Pada beberapa keadaan, meskipun tonus sfingter dala keadaan normal, refluks dapat terjadi jika
terdapat gradien tekananyang sangat tinggi di sfingter. Tekanan abdomen yang tinggi
cenderung mendorong sfingter esofagus ke rongga toraks. Hal ini memperbesar gradien
tekanan antara esofagus dan rongga abdomen. Posisi berbaring, terutama setelah makan juga
dapat mengakibatkan refluks. Refluks isi lambung mengiritasi esofagus karena tingginya
kandungan asam dalam isi lambung. Walaupun esofagus memiliki sel penghasil mukus, namun
sel-sel tersebut tidak sebanyak atau seaktif sel yang ada di lambung (Corwin, 2009: 600).
2.1.4 Manifestasi Klinis
1. Rasa panas/ tebakar pada esofagus (pirosis)
2. Muntah
3. Nyeri di belakang tulang payudara atau persis di bawahnya, bahkan
menjalar ke leher, tenggorokan, dan wajah, biasanya timbul setelah makan atau ketika
berbaring
4. Kesulitan menelan makanan (osinofagia) karena adanya penyempitan
(stricture) pada kerongkongan dari reflux.
5. Tukak esofageal peptik yaitu luka terbuka pada lapisan
kerongkongan, bisa dihasilkan dari refluks berulang. Bisa menyebabkan nyeri yang biasanya
berlokasi di belakang tulang payudara atau persis di bawahnya, mirip dengan lokasi panas
dalam perut.
6. Nafas yang pendek dan berbunyi mengik karena ada penyempitan
pada saluran udara
7. Suara parau
8. Ludah berlebihan (water brash)
9. Rasa bengkak pada tenggorokan (rasa globus)
10. Terjadi peradangan pada sinus (sinusitis)
11. Gejala lain : pertumbuhan yang buruk, kejang, nyeri telinga (pada
anak)
12. Peradangan pada kerongkongan (esophagitis) bisa menyebabkan
pendarahan yang biasanya ringan tetapi bisa jadi besar.

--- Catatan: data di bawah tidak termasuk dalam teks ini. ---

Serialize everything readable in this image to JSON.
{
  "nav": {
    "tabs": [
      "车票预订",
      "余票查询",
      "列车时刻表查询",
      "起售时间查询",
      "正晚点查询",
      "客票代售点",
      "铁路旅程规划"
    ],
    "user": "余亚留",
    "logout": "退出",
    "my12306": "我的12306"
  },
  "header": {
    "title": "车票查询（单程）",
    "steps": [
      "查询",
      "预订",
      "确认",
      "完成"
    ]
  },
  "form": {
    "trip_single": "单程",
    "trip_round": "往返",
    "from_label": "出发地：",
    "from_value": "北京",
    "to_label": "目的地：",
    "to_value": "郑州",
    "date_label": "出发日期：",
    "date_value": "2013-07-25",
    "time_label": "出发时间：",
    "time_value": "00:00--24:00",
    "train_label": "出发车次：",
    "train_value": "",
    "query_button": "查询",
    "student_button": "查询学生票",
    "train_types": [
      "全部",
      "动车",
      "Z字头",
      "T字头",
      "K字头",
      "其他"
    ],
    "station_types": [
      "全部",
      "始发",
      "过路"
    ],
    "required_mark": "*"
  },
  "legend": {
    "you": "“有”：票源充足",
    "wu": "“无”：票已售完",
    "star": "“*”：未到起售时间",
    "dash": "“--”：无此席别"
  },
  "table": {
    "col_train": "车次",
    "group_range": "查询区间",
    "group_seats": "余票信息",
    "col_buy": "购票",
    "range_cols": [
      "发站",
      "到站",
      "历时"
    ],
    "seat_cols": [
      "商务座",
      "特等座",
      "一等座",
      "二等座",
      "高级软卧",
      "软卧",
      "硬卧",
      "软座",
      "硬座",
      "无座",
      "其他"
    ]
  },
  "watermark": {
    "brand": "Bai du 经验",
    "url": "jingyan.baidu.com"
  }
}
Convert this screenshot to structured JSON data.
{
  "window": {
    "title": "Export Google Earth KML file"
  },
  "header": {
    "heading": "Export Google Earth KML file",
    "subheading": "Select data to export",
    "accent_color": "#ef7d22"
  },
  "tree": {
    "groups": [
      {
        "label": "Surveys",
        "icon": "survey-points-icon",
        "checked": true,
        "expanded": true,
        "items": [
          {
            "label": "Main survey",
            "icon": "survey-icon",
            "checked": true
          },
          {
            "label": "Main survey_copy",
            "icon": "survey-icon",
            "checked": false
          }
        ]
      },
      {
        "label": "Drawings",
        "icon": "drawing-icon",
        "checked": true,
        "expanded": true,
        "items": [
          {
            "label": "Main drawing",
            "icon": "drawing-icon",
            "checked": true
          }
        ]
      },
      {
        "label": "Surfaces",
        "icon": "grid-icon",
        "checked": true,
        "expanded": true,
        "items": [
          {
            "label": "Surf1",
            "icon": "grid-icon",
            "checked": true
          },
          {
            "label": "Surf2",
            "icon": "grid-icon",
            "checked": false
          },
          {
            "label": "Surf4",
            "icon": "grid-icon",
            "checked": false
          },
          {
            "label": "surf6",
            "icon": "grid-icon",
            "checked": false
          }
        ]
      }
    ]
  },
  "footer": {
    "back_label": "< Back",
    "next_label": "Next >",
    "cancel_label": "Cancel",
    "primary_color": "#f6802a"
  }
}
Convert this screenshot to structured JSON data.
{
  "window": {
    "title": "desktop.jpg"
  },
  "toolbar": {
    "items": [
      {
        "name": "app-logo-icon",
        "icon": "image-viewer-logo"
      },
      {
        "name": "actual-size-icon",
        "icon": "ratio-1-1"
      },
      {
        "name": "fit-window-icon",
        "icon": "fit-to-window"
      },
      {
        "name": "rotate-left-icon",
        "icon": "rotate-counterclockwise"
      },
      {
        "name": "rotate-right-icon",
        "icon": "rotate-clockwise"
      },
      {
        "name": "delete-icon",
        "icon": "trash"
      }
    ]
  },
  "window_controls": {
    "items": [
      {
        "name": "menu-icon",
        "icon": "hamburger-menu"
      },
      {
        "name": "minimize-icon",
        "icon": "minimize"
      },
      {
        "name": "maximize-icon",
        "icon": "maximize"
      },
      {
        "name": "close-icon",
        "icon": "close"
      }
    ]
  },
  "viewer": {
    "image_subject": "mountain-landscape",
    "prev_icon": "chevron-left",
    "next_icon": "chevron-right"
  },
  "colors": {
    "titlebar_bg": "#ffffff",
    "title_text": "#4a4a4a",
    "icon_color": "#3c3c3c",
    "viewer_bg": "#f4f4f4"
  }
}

Darah kemungkinan dimuntahkan atau
keluar melalui saluran pencernaan, menghasilkan kotoran berwarna gelap, kotoran berwarna ter
(melena) atau darah merah terang, jika pendarahan cukup berat.
13. Dengan iritasi lama pada bagian bawah kerongkongan dari refluks
berulang, lapisan sel pada kerongkongan bisa berubah (menghasilkan sebuah kondisi yang
disebut kerongkongan Barrett). Perubahan bisa terjadi bahkan pada gejala-gejala yang tidak
ada. Kelainan sel ini adalah sebelum kanker dan berkembang menjadi kanker pada beberapa
orang.
2.1.5 Komplikasi
Komplikasi GERD antara lain :
1. Esofagus barret, yaitu perubahan epitel skuamosa menjadi kolumner
metaplastik.
2. Esofagitis ulseratif
3. Perdarahan
4. Striktur esofagus
5. Aspirasi

2.1.6 Pemeriksaan Penunjang


1. Endoskopi
Dewasa ini endoskopi merupakan pemeriksaan pertama yang dipilih oleh evaluasi pasien
dengan dugaan PRGE. Namun harus diingat bahwa PRGE tidak selalu disertai kerusakan
mukosa yang dapat dilihat secara mikroskopik dan dalam keadaan ini merupakan biopsi.
Endoskopi menetapkan tempat asal perdarahan, striktur, dan berguna pula untuk pengobatan
(dilatasi endoskopi).

2. Radiologi
Pemeriksaan ini kurang peka dan seringkali tidak menunjukkan kelainan, terutama pada kasus
esofagitis ringan. Di samping itu hanya sekitar 25 % pasien PRGE menunjukkan refluks barium
secara spontan pada pemeriksaan fluoroskopi. Pada keadaan yang lebih berat, gambar radiologi
dapat berupa penebalan dinding dan lipatan mukosa, tukak, atau penyempitan lumen.

3. Tes Provokatif
a. Tes Perfusi Asam (Bernstein) untuk mengevaluasi kepekaan
mukosa esofagus terhadap asam. Pemeriksaan ini dengan menggunakan HCL 0,1 % yang
dialirkan ke esofagus. Tes Bernstein yang negatif tidak memiliki arti diagnostik dan tidak bisa
menyingkirkan nyeri asal esofagus. Kepekaan tes perkusi asam untuk nyeri dada asal esofagus
menurut kepustakaan berkisar antara 80-90%.
b. Tes Edrofonium
Tes farmakologis ini menggunakan obat endrofonium yang disuntikan intravena. Dengan dosis
80 µg/kg berat badan untuk menentukan adanya komponen nyeri motorik yang dapat dilihat
dari rekaman gerak peristaltik esofagus secara manometrik untuk memastikan nyeri dada asal
esofagus.

4. Pengukuran pH dan tekanan esofagus


Pengukuran pH pada esofagus bagian bawah dapat memastikan ada tidaknya RGE, pH dibawah
4 pada jarak 5 cm diatas SEB dianggap diagnostik untuk RGE. Cara lain untuk memastikan
hubungan nyeri dada dengan RGE adalah menggunakan alat yang mencatat secara terus
menerus selama 24 jam pH intra esofagus dan tekanan manometrik esofagus. Selama rekaman
pasien dapat memeberi tanda serangan dada yang dialaminya, sehingga dapat dilihat hubungan
antara serangan dan pH esofagus/gangguan motorik esofagus. Dewasa ini tes tersebut dianggap
sebagai gold standar untuk memastikan adanya PRGE.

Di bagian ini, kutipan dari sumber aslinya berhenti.